Viento de noviembre
El aire mueve con fuerza las hojas de los árboles, de los cuales algunas se desprenden, muriendo, ya marchitase, en el suelo de crudo asfalto, casi a la espera que un camión de la basura recoja los cadáveres marrones de tantas hojas que en otoño, forman una manta sobre las aceras de la ciudad.
El cielo está cubierto por completo de una inmensa y densa manta de nubes que ahoga gran parte de los rayos de sol que intentan atravesarlas. El viento sopla con fuerza, huracanado y furioso, obligando a hojas, que aún persisten verdes, a morir, separándose del árbol que las mantuvo con vida desde la pasada primavera. Verdes por su centro, marrón en sus bordes, flotan por el cielo perdidas, sin rumbo ni destino, guiadas por aquella fuerte ventolera.
La temperatura decae, el frío se adueña de la intemperie, preparando el escenario para lo que sería un gélido invierno. Las calles ya no rebosan vida, se reflejan muertas, las personas sólo las usan, nadie las disfruta. Todo esta teñido de tonos grisáceos, en la perturbadora quietud de la calle, sólo se escucha el tenue silbido del viento pasear por las frías calles, llevándose por delante a los objetos más ligeros, haciéndolos volar tan alto como los edificios.
El gélido aire entra en tu habitación, tus cortinas bailan entre sí, y en su movimiento de vaivén golpean el marco de tu ventana. Tu casa se mostraba fría bajo esta tenue luz de cielo nublado. El viento va congelando cada rincón, sientes la punta de tus dedos heladas, buscas calor en tus bolsillos y a duras penas lo encuentras. El tiempo parece haberse detenido. Sólo las plantas más valientes muestran orgullosas su verde, muestra patente de resistencia a tal helada.

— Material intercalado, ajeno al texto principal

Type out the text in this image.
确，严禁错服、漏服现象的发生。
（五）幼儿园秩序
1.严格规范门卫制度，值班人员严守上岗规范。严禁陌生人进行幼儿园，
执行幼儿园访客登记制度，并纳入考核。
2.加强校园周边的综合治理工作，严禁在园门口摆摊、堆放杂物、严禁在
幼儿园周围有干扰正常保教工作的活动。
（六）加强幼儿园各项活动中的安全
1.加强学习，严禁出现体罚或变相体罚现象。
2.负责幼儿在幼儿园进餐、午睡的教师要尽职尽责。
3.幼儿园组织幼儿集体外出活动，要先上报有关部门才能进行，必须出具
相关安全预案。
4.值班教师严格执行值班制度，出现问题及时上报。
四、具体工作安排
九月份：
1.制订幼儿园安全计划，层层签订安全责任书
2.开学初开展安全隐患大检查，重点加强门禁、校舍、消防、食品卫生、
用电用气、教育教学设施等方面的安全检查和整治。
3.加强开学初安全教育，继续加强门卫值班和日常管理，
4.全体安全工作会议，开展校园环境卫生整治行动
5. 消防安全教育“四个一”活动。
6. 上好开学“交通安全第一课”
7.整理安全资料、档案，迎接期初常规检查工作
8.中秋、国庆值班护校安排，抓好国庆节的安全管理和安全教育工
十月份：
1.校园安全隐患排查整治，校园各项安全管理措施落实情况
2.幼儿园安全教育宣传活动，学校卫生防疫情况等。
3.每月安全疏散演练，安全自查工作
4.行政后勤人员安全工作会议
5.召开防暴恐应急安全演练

Fuego, es lo que necesitas, fuego que arde, que quema todo lo que toca, que, al fin y al cabo, calienta, que es lo que ahora necesitas. Mientras tu cuerpo lucha contra el frío tiritando, moviéndose lo más rápido que buenamente puede entre este hostil entorno que te impide andar sin encogerte de frío. Sigues pensando en el fuego, porque ese chaleco de lana, que tan agradable al tacto resulta, te resulta insuficiente.
Las hojas de los árboles seguían cayendo, volando y muriendo en el suelo hasta que el viento las vuelva a desplazar de sitio. Tu suspiro se transforma en un vaho que acompaña en este baile que las hojas llevan por los cielos de esta ciudad. Son los únicos pájaros que vuelan en esta tarde tan fría, las únicas, inanimadas, aves que surcan las alturas. Se marchan en soledad al igual que los días perdidos de la rutina.
Se escuchan voces a lo lejos, parecen reír, parecen alegres, como si fuera una reunión informal de amigos, pero al igual que las hojas, el viento se llevó aquel resquicio de alegría que quedaba en la ciudad. Las primeras luces empiezan a aparecer, y con ella una vana reflexión acerca de las miles de vidas que hay viviendo alrededor, y cada una tiene una extraña e independiente relación de dependencia entre sí.
Las primeras gotas de una leve lluvia comienzan a impactar contra el suelo, cubierto por un manto de hojas. Las gotas son finas, muy finas y apenas las percatas mientras el cielo descarga su sutil furia y el aire se encarga de repartirla por todo tu cuerpo para que te cales hasta los huesos. El marrón de las hojas se oscurece por el contacto con el agua de lluvia, al igual que el asfalto. La imagen gana contraste con esa fina lluvia.
¿Qué más hay que contar? Tan sólo es un día más de noviembre, donde todo pasa y nada sucede.